How Does Rocket Lab Compare to SpaceX and Other Space Stocks?
Rocket Lab USA, Inc. stands apart from SpaceX not just in valuation — trading at 91x sales versus SpaceX’s 130x — but in business model diversification. Over 50% of its Q1 2026 revenue came from its Space Systems segment, which builds satellites, flight software, solar arrays, and components for clients like the U.S. Space Development Agency and Raytheon. That contrasts sharply with SpaceX’s reliance on Falcon 9 launches and Starlink. Competitors like NVIDIA and Tesla dominate their respective infrastructure stacks, but Rocket Lab USA, Inc. is building the ‘pick-and-shovel’ layer of the space economy — a strategy that resonates with defense portfolios and infrastructure-focused ETFs. Its $190 million HASTE hypersonic defense contract and five-firm Neutron launch deal — the only reusable medium-lift rocket poised to challenge Falcon 9 — position it for margin expansion beyond launch services alone.

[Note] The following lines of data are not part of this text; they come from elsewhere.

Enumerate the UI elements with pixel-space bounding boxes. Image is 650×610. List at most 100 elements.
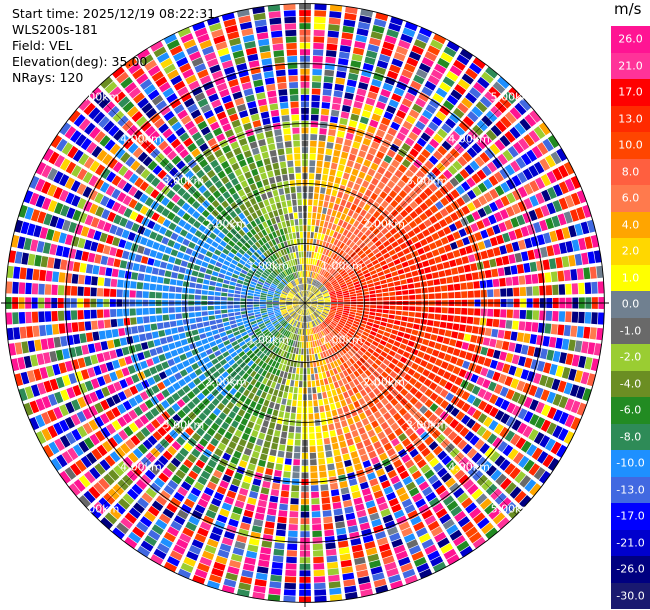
velocity-gate [376, 293, 383, 297]
velocity-gate [295, 433, 301, 440]
velocity-gate [343, 579, 356, 587]
velocity-gate [250, 370, 257, 378]
velocity-gate [296, 307, 301, 313]
velocity-gate [336, 325, 342, 331]
velocity-gate [315, 219, 320, 226]
velocity-gate [385, 244, 394, 252]
velocity-gate [352, 47, 365, 56]
velocity-gate [322, 290, 328, 295]
velocity-gate [217, 427, 226, 436]
velocity-gate [489, 359, 498, 370]
velocity-gate [393, 280, 401, 286]
velocity-gate [399, 256, 407, 263]
velocity-gate [286, 331, 291, 338]
velocity-gate [160, 399, 170, 409]
velocity-gate [334, 455, 342, 463]
velocity-gate [367, 168, 376, 177]
velocity-gate [295, 307, 301, 312]
velocity-gate [288, 325, 293, 332]
velocity-gate [351, 53, 363, 62]
velocity-gate [113, 214, 122, 225]
velocity-gate [162, 422, 172, 432]
velocity-gate [405, 169, 414, 179]
velocity-gate [59, 122, 72, 136]
velocity-gate [424, 544, 438, 555]
velocity-gate [213, 334, 221, 340]
velocity-gate [330, 436, 338, 444]
velocity-gate [494, 198, 505, 210]
velocity-gate [296, 328, 299, 335]
velocity-gate [302, 303, 305, 309]
velocity-gate [393, 137, 403, 147]
velocity-gate [160, 197, 170, 207]
velocity-gate [295, 294, 301, 299]
velocity-gate [368, 334, 375, 340]
velocity-gate [476, 169, 487, 181]
velocity-gate [369, 269, 377, 276]
velocity-gate [100, 399, 110, 411]
velocity-gate [230, 277, 238, 283]
velocity-gate [330, 295, 337, 299]
velocity-gate [347, 318, 354, 323]
velocity-gate [342, 290, 349, 294]
velocity-gate [191, 362, 199, 371]
velocity-gate [325, 370, 331, 378]
velocity-gate [278, 317, 285, 323]
velocity-gate [216, 354, 225, 362]
velocity-gate [551, 215, 561, 228]
velocity-gate [482, 337, 491, 346]
velocity-gate [194, 306, 201, 311]
velocity-gate [350, 304, 357, 307]
velocity-gate [128, 409, 138, 420]
velocity-gate [305, 271, 308, 277]
velocity-gate [162, 467, 173, 478]
velocity-gate [505, 277, 513, 286]
velocity-gate [111, 393, 121, 405]
velocity-gate [377, 383, 385, 392]
velocity-gate [364, 174, 373, 183]
velocity-gate [286, 445, 293, 452]
velocity-gate [461, 193, 471, 204]
velocity-gate [89, 467, 101, 480]
velocity-gate [202, 164, 212, 174]
velocity-gate [371, 78, 382, 88]
velocity-gate [188, 312, 195, 318]
velocity-gate [328, 129, 336, 137]
velocity-gate [77, 310, 84, 320]
velocity-gate [194, 368, 203, 376]
velocity-gate [213, 266, 221, 272]
velocity-gate [331, 103, 341, 111]
velocity-gate [335, 314, 342, 318]
velocity-gate [231, 420, 239, 429]
velocity-gate [347, 209, 354, 217]
velocity-gate [421, 57, 434, 68]
velocity-gate [359, 412, 367, 420]
velocity-gate [334, 176, 342, 184]
velocity-gate [460, 414, 471, 425]
velocity-gate [277, 390, 284, 398]
velocity-gate [404, 504, 416, 514]
velocity-gate [511, 391, 521, 403]
velocity-gate [261, 312, 268, 316]
velocity-gate [307, 291, 310, 297]
velocity-gate [317, 299, 324, 302]
velocity-gate [417, 154, 427, 164]
velocity-gate [170, 520, 183, 531]
velocity-gate [305, 322, 307, 329]
velocity-gate [241, 245, 248, 252]
velocity-gate [294, 327, 298, 334]
velocity-gate [306, 342, 309, 349]
velocity-gate [373, 578, 387, 588]
velocity-gate [379, 191, 388, 200]
velocity-gate [274, 310, 281, 314]
velocity-gate [529, 399, 539, 411]
velocity-gate [246, 367, 253, 375]
velocity-gate [305, 299, 311, 303]
velocity-gate [285, 569, 297, 577]
velocity-gate [238, 229, 246, 237]
velocity-gate [380, 160, 390, 170]
velocity-gate [261, 540, 273, 548]
velocity-gate [305, 300, 311, 303]
velocity-gate [446, 40, 460, 52]
velocity-gate [201, 261, 209, 268]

Is Rocket Lab USA, Inc. Positioned for Q2 2026 Growth?
This quarter has been phenomenal, the strongest Q1 in Rocket Lab’s history.— Peter Beck, CEO of Rocket Lab USA, Inc.
Yes — and the numbers confirm it. Q1 2026 delivered $200.3 million in revenue (up 63.5% YoY), $43.0% non-GAAP gross margin (up from 33.4%), and a $2.2 billion backlog (up 20.2% sequentially). Management guided Q2 revenue to $225–240 million. Crucially, Rocket Lab USA, Inc. booked 31 missions in Q1 — including 5 Neutron contracts — and launched the VICTUS HAZE mission in under 17 hours after notice, shattering the prior U.S. Space Force rapid-response record. With over $2 billion in liquidity and no near-term dilution risk, the company is scaling vertically via acquisitions: Mynaric for optical communications, Motiv Space Systems for Mars-proven robotics, and GA’s electric propulsion line. That execution contrasts with the uncertainty surrounding SpaceX’s $20 billion bond offering and its AI/data-center capital allocation — a concern flagged by Citigroup analysts as a potential headwind for space-sector liquidity.